Um jovem de 21 anos, residente na vila de Mabote, província de Inhambane, afirma estar há cerca de três anos à espera da sua carta de condução biométrica, situação que o obriga a circular apenas com uma declaração provisória emitida pelo Instituto Nacional de Transportes Rodoviários (INATRO).

Segundo Jordão Matsena, concluiu o processo de obtenção da carta de condução em 2023, mas até ao momento ainda não recebeu o documento definitivo. Como consequência, tem sido obrigado a deslocar-se regularmente à cidade de Inhambane para renovar ou carimbar a carta provisória.

O jovem explica que estas deslocações representam custos elevados, uma vez que a distância entre a vila de Mabote e a cidade de Inhambane ultrapassa os 300 quilómetros. A viagem de transporte semi-colectivo de passageiros chega a custar cerca de 2 mil meticais ida e volta.

A situação torna-se ainda mais complicada durante a época chuvosa, devido às más condições da estrada Mapinhane-Mabote, que frequentemente fica alagada e dificulta a circulação de pessoas e bens.

Jordão conta que a primeira carta provisória que recebeu, emitida em 2024, ficou sem espaço para novos carimbos de renovação.
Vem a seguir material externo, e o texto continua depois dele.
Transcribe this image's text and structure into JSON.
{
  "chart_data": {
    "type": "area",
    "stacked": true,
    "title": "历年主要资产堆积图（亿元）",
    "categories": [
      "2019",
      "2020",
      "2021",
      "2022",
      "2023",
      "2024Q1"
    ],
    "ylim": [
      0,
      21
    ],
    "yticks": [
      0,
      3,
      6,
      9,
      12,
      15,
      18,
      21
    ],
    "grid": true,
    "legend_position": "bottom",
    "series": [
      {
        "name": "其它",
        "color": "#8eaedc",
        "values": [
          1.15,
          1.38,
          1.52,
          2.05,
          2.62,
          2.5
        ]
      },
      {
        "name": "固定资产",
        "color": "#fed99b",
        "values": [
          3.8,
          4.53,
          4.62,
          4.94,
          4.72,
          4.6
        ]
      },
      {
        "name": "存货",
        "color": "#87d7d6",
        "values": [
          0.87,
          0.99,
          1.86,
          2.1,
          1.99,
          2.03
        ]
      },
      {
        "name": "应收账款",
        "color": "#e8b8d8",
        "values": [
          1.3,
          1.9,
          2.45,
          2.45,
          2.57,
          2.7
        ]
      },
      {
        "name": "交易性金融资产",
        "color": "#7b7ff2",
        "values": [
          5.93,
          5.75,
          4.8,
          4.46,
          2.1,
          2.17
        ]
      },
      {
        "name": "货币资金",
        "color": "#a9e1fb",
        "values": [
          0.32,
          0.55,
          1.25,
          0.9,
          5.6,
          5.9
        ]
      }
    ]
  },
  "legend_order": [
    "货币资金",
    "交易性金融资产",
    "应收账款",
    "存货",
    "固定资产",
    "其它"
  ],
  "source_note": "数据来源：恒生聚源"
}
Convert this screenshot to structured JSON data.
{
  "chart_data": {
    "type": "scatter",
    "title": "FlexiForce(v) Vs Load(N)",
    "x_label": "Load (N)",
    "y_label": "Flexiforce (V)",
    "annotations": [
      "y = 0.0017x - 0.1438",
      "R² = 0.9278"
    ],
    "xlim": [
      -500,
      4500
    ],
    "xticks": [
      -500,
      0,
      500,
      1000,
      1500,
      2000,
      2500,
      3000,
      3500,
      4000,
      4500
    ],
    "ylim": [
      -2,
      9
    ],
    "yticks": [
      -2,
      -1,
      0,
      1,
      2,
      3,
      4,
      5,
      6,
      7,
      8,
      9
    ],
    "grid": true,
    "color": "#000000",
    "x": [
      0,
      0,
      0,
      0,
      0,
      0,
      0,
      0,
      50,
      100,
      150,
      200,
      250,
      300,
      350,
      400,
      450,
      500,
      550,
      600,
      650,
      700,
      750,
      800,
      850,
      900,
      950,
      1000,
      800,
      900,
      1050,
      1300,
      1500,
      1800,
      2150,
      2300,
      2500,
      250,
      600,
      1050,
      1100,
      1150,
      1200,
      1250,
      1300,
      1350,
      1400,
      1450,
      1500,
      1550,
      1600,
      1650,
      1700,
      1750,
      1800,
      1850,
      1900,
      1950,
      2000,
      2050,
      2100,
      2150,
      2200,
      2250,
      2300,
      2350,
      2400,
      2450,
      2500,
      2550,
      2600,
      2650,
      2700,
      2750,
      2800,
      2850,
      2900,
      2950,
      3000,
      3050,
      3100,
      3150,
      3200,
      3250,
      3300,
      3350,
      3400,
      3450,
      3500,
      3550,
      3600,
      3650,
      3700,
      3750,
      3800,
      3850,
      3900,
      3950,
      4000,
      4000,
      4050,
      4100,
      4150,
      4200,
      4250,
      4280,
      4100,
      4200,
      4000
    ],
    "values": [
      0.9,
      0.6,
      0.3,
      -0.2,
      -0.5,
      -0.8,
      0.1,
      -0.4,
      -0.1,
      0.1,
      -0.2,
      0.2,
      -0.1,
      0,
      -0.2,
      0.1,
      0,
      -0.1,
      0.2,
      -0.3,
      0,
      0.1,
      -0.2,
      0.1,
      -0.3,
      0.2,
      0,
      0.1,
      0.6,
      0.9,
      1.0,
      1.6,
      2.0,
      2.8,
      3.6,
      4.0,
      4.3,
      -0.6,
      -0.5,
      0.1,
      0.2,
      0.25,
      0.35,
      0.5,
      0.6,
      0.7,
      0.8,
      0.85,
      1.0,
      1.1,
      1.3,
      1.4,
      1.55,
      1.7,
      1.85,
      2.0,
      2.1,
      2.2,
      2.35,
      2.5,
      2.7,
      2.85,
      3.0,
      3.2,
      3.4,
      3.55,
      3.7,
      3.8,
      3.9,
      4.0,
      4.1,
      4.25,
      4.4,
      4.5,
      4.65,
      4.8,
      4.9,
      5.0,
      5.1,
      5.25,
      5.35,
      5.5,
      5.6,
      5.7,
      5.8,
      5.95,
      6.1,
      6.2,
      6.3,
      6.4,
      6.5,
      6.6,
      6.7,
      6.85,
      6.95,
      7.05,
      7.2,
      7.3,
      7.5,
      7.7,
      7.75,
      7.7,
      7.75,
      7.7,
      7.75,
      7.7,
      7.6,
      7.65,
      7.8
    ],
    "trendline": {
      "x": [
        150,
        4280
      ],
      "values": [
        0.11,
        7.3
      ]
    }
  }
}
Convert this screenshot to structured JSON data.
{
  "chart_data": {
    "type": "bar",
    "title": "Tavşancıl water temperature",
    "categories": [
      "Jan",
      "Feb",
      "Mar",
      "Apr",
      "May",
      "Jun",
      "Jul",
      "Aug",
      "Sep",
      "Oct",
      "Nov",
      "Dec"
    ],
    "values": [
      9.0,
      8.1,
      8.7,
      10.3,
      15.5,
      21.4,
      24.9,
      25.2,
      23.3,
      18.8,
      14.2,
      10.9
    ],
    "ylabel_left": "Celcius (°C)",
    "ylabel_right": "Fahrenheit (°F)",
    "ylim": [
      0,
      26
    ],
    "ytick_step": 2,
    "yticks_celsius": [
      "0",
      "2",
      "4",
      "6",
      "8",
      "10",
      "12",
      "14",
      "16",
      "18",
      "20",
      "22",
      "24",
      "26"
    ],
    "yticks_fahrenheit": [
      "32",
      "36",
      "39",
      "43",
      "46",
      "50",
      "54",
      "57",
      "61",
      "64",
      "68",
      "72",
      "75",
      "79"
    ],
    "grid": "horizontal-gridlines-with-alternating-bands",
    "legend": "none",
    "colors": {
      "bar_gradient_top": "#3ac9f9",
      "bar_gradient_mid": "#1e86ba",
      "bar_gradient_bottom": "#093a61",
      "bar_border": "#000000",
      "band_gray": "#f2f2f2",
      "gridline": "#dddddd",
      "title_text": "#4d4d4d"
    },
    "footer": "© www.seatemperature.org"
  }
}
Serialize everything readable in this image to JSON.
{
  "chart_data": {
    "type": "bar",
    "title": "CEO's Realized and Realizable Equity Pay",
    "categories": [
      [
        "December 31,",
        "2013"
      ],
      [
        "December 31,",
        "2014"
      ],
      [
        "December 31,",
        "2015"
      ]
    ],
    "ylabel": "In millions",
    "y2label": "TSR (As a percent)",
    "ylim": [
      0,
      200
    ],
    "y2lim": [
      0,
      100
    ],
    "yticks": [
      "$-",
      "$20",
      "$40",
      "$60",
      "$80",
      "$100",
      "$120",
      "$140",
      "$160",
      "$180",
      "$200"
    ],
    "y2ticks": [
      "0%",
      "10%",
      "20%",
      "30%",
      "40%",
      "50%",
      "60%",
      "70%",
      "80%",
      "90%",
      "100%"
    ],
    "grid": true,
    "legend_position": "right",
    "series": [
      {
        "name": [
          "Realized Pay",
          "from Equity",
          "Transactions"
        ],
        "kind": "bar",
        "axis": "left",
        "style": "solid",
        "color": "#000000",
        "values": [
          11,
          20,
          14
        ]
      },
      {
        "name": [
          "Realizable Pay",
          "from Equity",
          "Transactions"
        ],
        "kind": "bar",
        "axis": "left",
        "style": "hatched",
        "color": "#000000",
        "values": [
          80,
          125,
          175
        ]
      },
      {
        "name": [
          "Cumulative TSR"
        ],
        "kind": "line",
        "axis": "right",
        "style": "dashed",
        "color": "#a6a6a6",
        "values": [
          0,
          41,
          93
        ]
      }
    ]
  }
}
Diante disso, o INATRO emitiu outro documento em 2025, mas, segundo o jovem, esta nova carta provisória também já está praticamente sem espaço para novos averbamentos.

O que mais tem causado indignação ao jovem, segundo explica, é a forma como alguns funcionários do INATRO lidam com a situação. Jordão afirma que, sempre que se desloca à instituição, os funcionários não demonstram disponibilidade para procurar a sua carta biométrica, limitando-se apenas a colocar o carimbo na declaração provisória e a informar que deverá voltar para uma próxima renovação.

“Quando chego ao INATRO, não dão tempo para procurar a carta, apenas carimbam e dizem até ao próximo carimbo”, relata o jovem.

Jordão Matsena afirma estar cansado da situação e sem condições financeiras para continuar a suportar os custos das viagens entre Mabote e a cidade de Inhambane.

Perante a demora na emissão do documento definitivo, o jovem admite que poderá continuar a conduzir com a carta provisória fora do prazo de validade, assumindo os riscos, devido ao que considera ser uma falta de eficiência do INATRO em Inhambane.